A existência desses registros de devolução levanta a dúvida central da apuração: se não houve prejuízo ao erário e a operação visava garantir o atendimento do SUS, qual foi a motivação para abrir o procedimento meses após o ocorrido e logo após depoimentos considerados explosivos na CPI? A investigação, portanto, coloca em evidência aspectos de governança, fiscalização de compras públicas e a agilidade contratual frente à segurança técnica.

Outro eixo da discussão envolve a atuação da Procuradoria-Geral do Município e o debate sobre moralidade administrativa. O procurador-geral, Leandro Saboia Laudano Santos, foi apontado como peça central ao assinar a portaria que resultou em controvérsias envolvendo a gestão de Sloane Gomes. Laudano, descrito como uma das figuras de maior influência no governo Belitardo, também figura em relatos relacionados a acordos judiciais em contextos de irregularidades com recursos federais em Almadina/BA.

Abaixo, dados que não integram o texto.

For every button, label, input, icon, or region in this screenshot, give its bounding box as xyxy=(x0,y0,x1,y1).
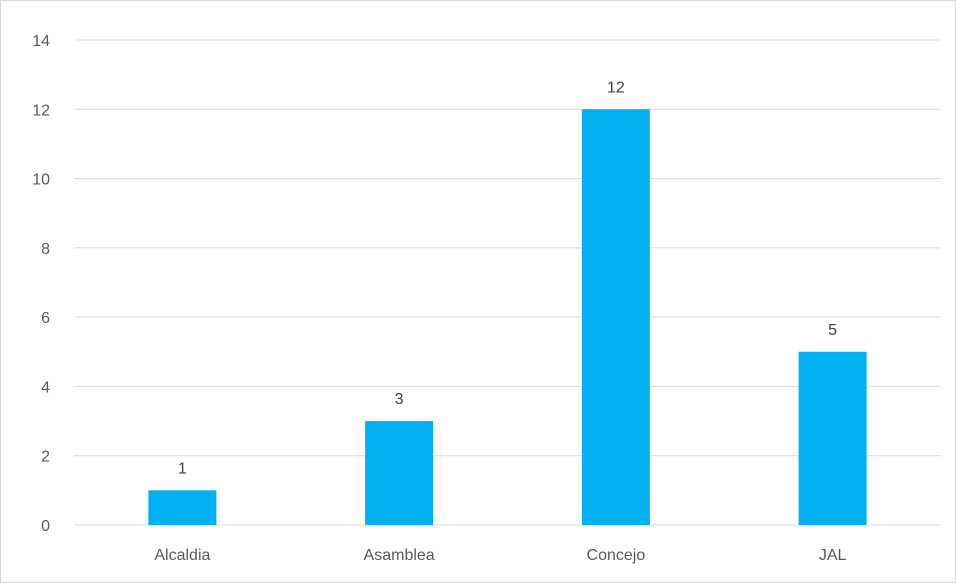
data-label-jal: 5 xyxy=(828,322,837,339)
bar-jal xyxy=(798,351,867,525)
y-tick-label-14: 14 xyxy=(32,33,50,50)
x-tick-label-concejo: Concejo xyxy=(587,547,646,564)
x-axis-ticks: Alcaldia Asamblea Concejo JAL xyxy=(154,547,846,564)
x-tick-label-asamblea: Asamblea xyxy=(364,547,435,564)
data-label-asamblea: 3 xyxy=(395,391,404,408)
y-tick-label-8: 8 xyxy=(41,241,50,258)
y-axis-ticks: 0 2 4 6 8 10 12 14 xyxy=(32,33,50,535)
y-tick-label-6: 6 xyxy=(41,310,50,327)
gridlines xyxy=(74,39,941,526)
data-label-concejo: 12 xyxy=(607,79,625,96)
x-tick-label-alcaldia: Alcaldia xyxy=(154,547,210,564)
bars xyxy=(148,109,867,526)
y-tick-label-0: 0 xyxy=(41,518,50,535)
x-tick-label-jal: JAL xyxy=(819,547,847,564)
y-tick-label-2: 2 xyxy=(41,449,50,466)
y-tick-label-10: 10 xyxy=(32,172,50,189)
bar-concejo xyxy=(581,109,650,526)
bar-alcaldia xyxy=(148,490,217,525)
data-labels: 1 3 12 5 xyxy=(178,79,837,477)
data-label-alcaldia: 1 xyxy=(178,460,187,477)
y-tick-label-4: 4 xyxy=(41,379,50,396)
bar-asamblea xyxy=(365,421,434,525)
y-tick-label-12: 12 xyxy=(32,102,50,119)
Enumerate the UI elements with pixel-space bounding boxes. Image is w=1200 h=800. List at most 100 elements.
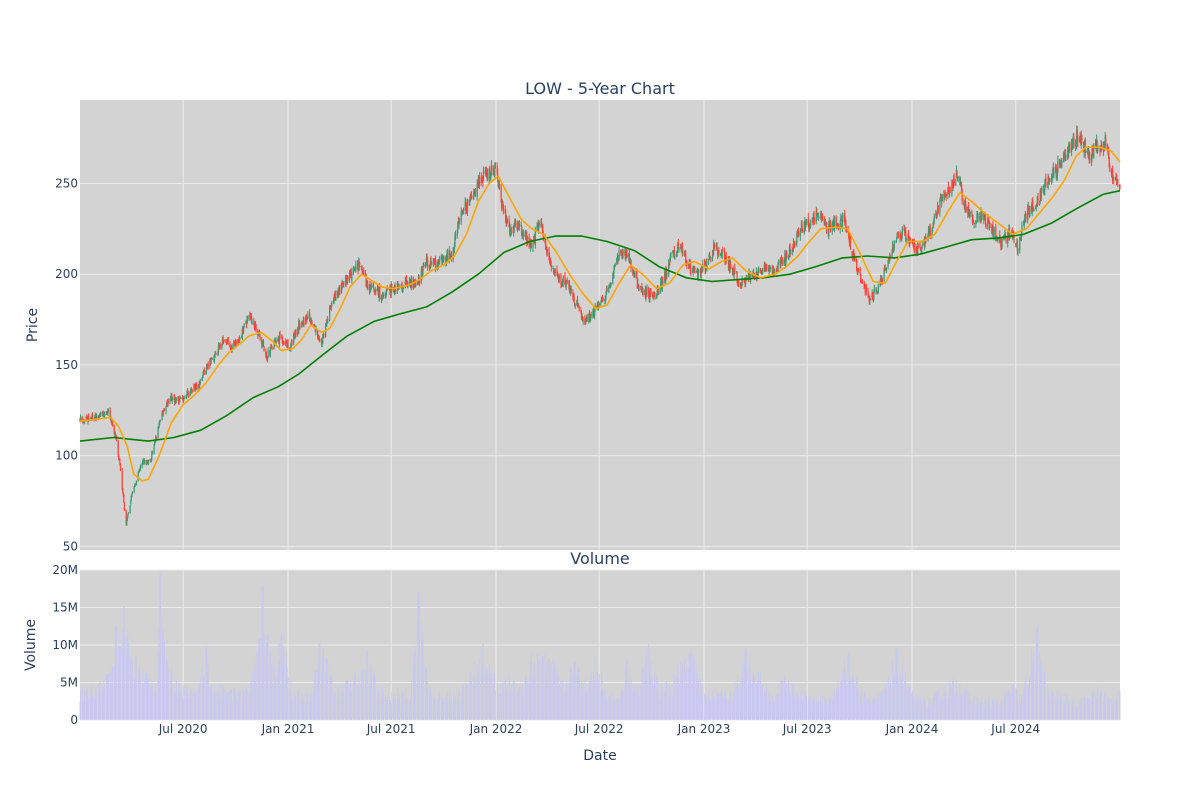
volume-bar bbox=[904, 680, 905, 720]
volume-bar bbox=[646, 674, 647, 720]
candle-body bbox=[421, 268, 423, 277]
volume-bar bbox=[266, 635, 268, 720]
volume-bar bbox=[881, 691, 883, 720]
candle-body bbox=[633, 271, 635, 275]
candle-body bbox=[342, 283, 344, 286]
volume-bar bbox=[470, 672, 472, 720]
volume-bar bbox=[1080, 702, 1082, 720]
candle-body bbox=[115, 435, 117, 438]
candle-body bbox=[1088, 152, 1090, 160]
volume-bar bbox=[836, 688, 838, 720]
volume-bar bbox=[745, 648, 747, 720]
candle-body bbox=[373, 289, 375, 291]
candle-body bbox=[146, 461, 148, 462]
volume-bar bbox=[126, 658, 128, 720]
volume-bar bbox=[851, 675, 853, 720]
candle-body bbox=[101, 412, 103, 414]
candle-body bbox=[589, 313, 592, 321]
candle-body bbox=[283, 342, 285, 345]
candle-body bbox=[905, 238, 907, 241]
candle-body bbox=[504, 209, 506, 214]
volume-bar bbox=[294, 701, 296, 720]
volume-bar bbox=[824, 696, 826, 720]
volume-bar bbox=[101, 685, 103, 720]
candle-body bbox=[977, 215, 979, 218]
volume-bar bbox=[269, 652, 271, 720]
candle-body bbox=[634, 272, 636, 278]
volume-bar bbox=[513, 679, 515, 720]
candle-body bbox=[1094, 144, 1097, 148]
candle-body bbox=[175, 398, 177, 401]
candle-body bbox=[1007, 231, 1009, 244]
candle-body bbox=[518, 223, 520, 227]
volume-bar bbox=[709, 700, 711, 720]
candle-body bbox=[756, 272, 758, 278]
volume-bar bbox=[1056, 696, 1058, 720]
volume-bar bbox=[564, 692, 566, 720]
volume-bar bbox=[187, 696, 189, 720]
volume-bar bbox=[162, 632, 164, 720]
candle-body bbox=[769, 268, 771, 272]
volume-bar bbox=[89, 697, 91, 720]
candle-body bbox=[941, 194, 943, 201]
volume-bar bbox=[506, 686, 508, 720]
volume-bar bbox=[864, 693, 866, 720]
volume-bar bbox=[668, 686, 670, 720]
candle-body bbox=[481, 176, 483, 179]
volume-bar bbox=[939, 695, 941, 720]
volume-bar bbox=[1055, 698, 1057, 720]
candle-body bbox=[135, 480, 138, 485]
volume-bar bbox=[601, 672, 602, 720]
candle-body bbox=[299, 325, 301, 329]
volume-bar bbox=[658, 698, 660, 720]
volume-bar bbox=[724, 697, 726, 720]
volume-bar bbox=[877, 698, 879, 720]
volume-bar bbox=[500, 694, 502, 720]
candle-body bbox=[536, 225, 538, 230]
volume-bar bbox=[593, 675, 594, 720]
volume-bar bbox=[154, 689, 156, 720]
candle-body bbox=[347, 276, 349, 280]
candle-body bbox=[768, 266, 771, 271]
candle-body bbox=[181, 397, 184, 399]
volume-bar bbox=[265, 641, 267, 720]
volume-bar bbox=[657, 679, 659, 720]
candle-body bbox=[1028, 208, 1030, 212]
volume-bar bbox=[243, 691, 244, 720]
volume-bar bbox=[638, 686, 639, 720]
volume-bar bbox=[505, 677, 507, 720]
volume-bar bbox=[937, 690, 939, 720]
candle-body bbox=[150, 459, 152, 462]
volume-bar bbox=[530, 654, 532, 720]
candle-body bbox=[1040, 190, 1042, 199]
candle-body bbox=[694, 268, 696, 272]
volume-bar bbox=[317, 663, 319, 720]
volume-bar bbox=[132, 660, 133, 720]
candle-body bbox=[616, 257, 618, 258]
volume-bar bbox=[407, 697, 409, 720]
volume-bar bbox=[704, 693, 705, 720]
volume-bar bbox=[905, 673, 907, 720]
volume-bar bbox=[921, 706, 923, 720]
volume-bar bbox=[211, 692, 213, 720]
candle-body bbox=[358, 262, 360, 268]
volume-bar bbox=[634, 685, 636, 720]
candle-body bbox=[532, 242, 534, 248]
candle-body bbox=[270, 346, 272, 348]
volume-bar bbox=[269, 670, 271, 720]
candle-body bbox=[777, 263, 779, 271]
candle-body bbox=[1065, 155, 1067, 158]
volume-bar bbox=[447, 691, 448, 720]
candle-body bbox=[1005, 237, 1007, 243]
volume-bar bbox=[794, 696, 796, 720]
volume-bar bbox=[354, 670, 356, 720]
volume-bar bbox=[857, 682, 859, 720]
volume-bar bbox=[404, 699, 406, 720]
candle-body bbox=[964, 200, 967, 210]
candle-body bbox=[851, 251, 853, 257]
candle-body bbox=[877, 285, 879, 291]
volume-bar bbox=[298, 690, 300, 720]
volume-bar bbox=[151, 679, 153, 720]
candle-body bbox=[1100, 151, 1102, 153]
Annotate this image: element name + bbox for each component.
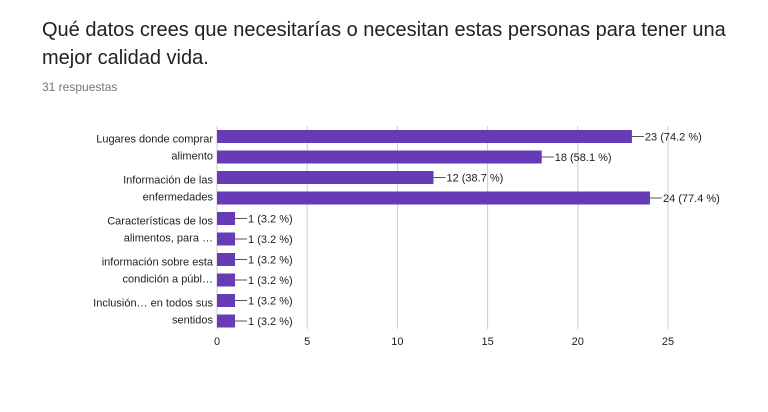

Críticos da gestão destacam uma aparente inconsistência entre a perseguição de uma ex-secretária por empréstimo de medicamentos devolvidos e a admissão de irregularidades em outra esfera por parte de quem conduz a investigação. A discussão, alegam, envolve princípios éticos, políticos e a condução de investigações que repercutem na confiança da população.

Conclui-se que, com quase R$ 200 milhões em recursos municipais em jogo, a CPI da Saúde de Teixeira de Freitas não analisa apenas funções administrativas, mas aponta para um modelo de gestão que, segundo depoimentos, privilegiou a rapidez contratual em detrimento da segurança técnica e do bem-estar da população. A sindicância em torno de Sloane Gomes é apresentada como parte de um contexto mais amplo de pressões políticas, que a Câmara Municipal precisa esclarecer.

Segundo informações obtidas junto ao Liberdadenews, parceiro do PrimeiroJornal, a reportagem traz pontos-chave da investigação para uma leitura objetiva do caso.